The news exercise peremptory seductions with sensational, bellicose, histrionic language charged with urgency, promoting the deleterious cult of ever-increasing size, speed and loudness. Grammar and syntax are alien to discourse, and alas becoming illegal. Punctuation in speech and writing is an aberration on its way to extinction. Acronyms saturate (not “impact the”) airways and networks, further narrowing the space and abridging the time for reflective, considerate thoughtfulness [In my experience, AI has mostly been Advertising Intrusiveness and Arrogance + Ignorance].
Superlatives are now a metastatic malignancy. Every event is “widely significant.” Malapropisms are lauded, repeated or unnoticed. The word “tragic” has become commonplace with no regard for its true rarity, its pathos or the indispensable component of free human choice that it entails.
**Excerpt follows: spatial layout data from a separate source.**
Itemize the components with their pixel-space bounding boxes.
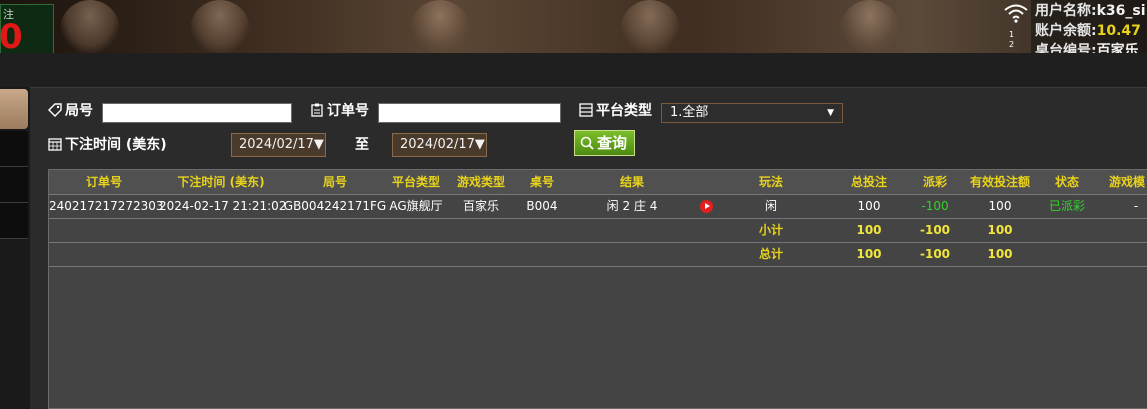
grandtotal-valid-bet: 100 (987, 247, 1013, 261)
side-menu-item[interactable] (0, 167, 28, 203)
top-banner: 注 0 1 2 用户名称:k36_si 账户余额:10.47 桌台编号:百家乐 (0, 0, 1147, 53)
col-round-no: 局号 (322, 175, 347, 189)
cell-play: 闲 (764, 199, 777, 213)
cell-game-type: 百家乐 (462, 199, 499, 213)
cell-valid-bet: 100 (988, 199, 1012, 213)
cell-status: 已派彩 (1048, 199, 1085, 213)
subtotal-row: 小计 100 -100 100 (49, 219, 1147, 243)
grandtotal-row: 总计 100 -100 100 (49, 243, 1147, 267)
col-result: 结果 (619, 175, 644, 189)
round-no-label: 局号 (48, 100, 93, 120)
signal-digits: 1 2 (1009, 30, 1015, 49)
grandtotal-payout: -100 (919, 247, 951, 261)
calendar-icon (48, 138, 62, 151)
cell-round-no: GB004242171FG (283, 199, 387, 213)
subtotal-total-bet: 100 (856, 223, 882, 237)
search-button[interactable]: 查询 (574, 130, 635, 156)
round-no-input[interactable] (102, 103, 292, 123)
col-game-type: 游戏类型 (456, 175, 505, 189)
bet-display: 注 0 (0, 4, 54, 53)
cell-order-no: 240217217272303 (49, 199, 164, 213)
subtotal-payout: -100 (919, 223, 951, 237)
bet-record-panel: 局号 订单号 平台类型 1.全部 ▼ 下注时间 (美东) 2024/02/17▼… (31, 88, 1147, 409)
grandtotal-label: 总计 (758, 247, 783, 261)
cell-game-mode: - (1133, 199, 1139, 213)
banner-dealer-figure (620, 0, 680, 53)
date-range-separator: 至 (355, 137, 369, 153)
secondary-header-strip (0, 53, 1147, 88)
table-no-row: 桌台编号:百家乐 (1035, 43, 1139, 53)
order-no-label: 订单号 (310, 100, 369, 120)
clipboard-icon (311, 103, 323, 117)
cell-total-bet: 100 (857, 199, 881, 213)
date-to-picker[interactable]: 2024/02/17▼ (392, 133, 487, 157)
col-payout: 派彩 (922, 175, 947, 189)
bet-records-table: 订单号 下注时间 (美东) 局号 平台类型 游戏类型 桌号 结果 玩法 总投注 … (48, 169, 1147, 409)
banner-dealer-figure (60, 0, 120, 53)
banner-dealer-figure (410, 0, 470, 53)
col-game-mode: 游戏模 (1109, 175, 1146, 189)
platform-type-select[interactable]: 1.全部 ▼ (661, 103, 843, 123)
play-replay-icon[interactable] (700, 200, 713, 213)
cell-platform: AG旗舰厅 (389, 199, 443, 213)
col-bet-time: 下注时间 (美东) (177, 175, 265, 189)
side-menu (0, 87, 30, 409)
bet-value: 0 (0, 17, 23, 53)
dropdown-arrow-icon: ▼ (827, 108, 834, 118)
col-status: 状态 (1054, 175, 1079, 189)
user-info-panel: 用户名称:k36_si 账户余额:10.47 桌台编号:百家乐 (1031, 0, 1147, 53)
col-valid-bet: 有效投注额 (969, 175, 1030, 189)
balance-row: 账户余额:10.47 (1035, 23, 1141, 39)
tag-icon (48, 103, 62, 117)
user-name-row: 用户名称:k36_si (1035, 3, 1146, 19)
col-order-no: 订单号 (85, 175, 122, 189)
side-menu-item[interactable] (0, 131, 28, 167)
col-platform: 平台类型 (391, 175, 440, 189)
cell-result: 闲 2 庄 4 (606, 199, 658, 213)
side-menu-active-item[interactable] (0, 89, 28, 129)
col-play: 玩法 (758, 175, 783, 189)
platform-type-label: 平台类型 (579, 100, 652, 120)
order-no-input[interactable] (378, 103, 561, 123)
table-header: 订单号 下注时间 (美东) 局号 平台类型 游戏类型 桌号 结果 玩法 总投注 … (49, 170, 1147, 195)
date-from-picker[interactable]: 2024/02/17▼ (231, 133, 326, 157)
col-table-no: 桌号 (529, 175, 554, 189)
server-icon (579, 103, 593, 117)
grandtotal-total-bet: 100 (856, 247, 882, 261)
cell-bet-time: 2024-02-17 21:21:02 (159, 199, 287, 213)
subtotal-label: 小计 (758, 223, 783, 237)
table-row[interactable]: 240217217272303 2024-02-17 21:21:02 GB00… (49, 195, 1147, 219)
col-total-bet: 总投注 (850, 175, 887, 189)
search-icon (580, 136, 594, 150)
side-menu-item[interactable] (0, 203, 28, 239)
banner-dealer-figure (840, 0, 900, 53)
cell-table-no: B004 (526, 199, 558, 213)
bet-time-label: 下注时间 (美东) (48, 134, 167, 154)
banner-dealer-figure (190, 0, 250, 53)
cell-payout: -100 (921, 199, 949, 213)
subtotal-valid-bet: 100 (987, 223, 1013, 237)
wifi-icon (1004, 4, 1028, 23)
I shall not be alarmed or depressed when soon subjected to a report of a disaster (natural, man-made or both) such as: “Z country was deeply impacted. The authorities brainstormed with the use of the latest dramatic state-of-the-art AI, and the tragic population was promptly evacuated.” Nor by an obituary in this vein: “Mr. X was terribly impacted by a heart attack very tragically at the age of 93. This deadly event significantly blunted and overwhelmed his lifestyle and deluged a severe torrential traumatic impactfulness on his reekingly wonderful, awesomely large family, which survives him.”
The Greek historian Thucydides relates how during the civil war in Corcyra (427 B.C.) words changed their usual meanings (The Peloponnesian War, Book III. 82-85), and how this phenomenon in turn caused the deterioration of (moral) character in the citizens. The Chinese and Greeks both, I gather, were fortunate two-and-half millennia ago by comparison to our present linguistic perversity.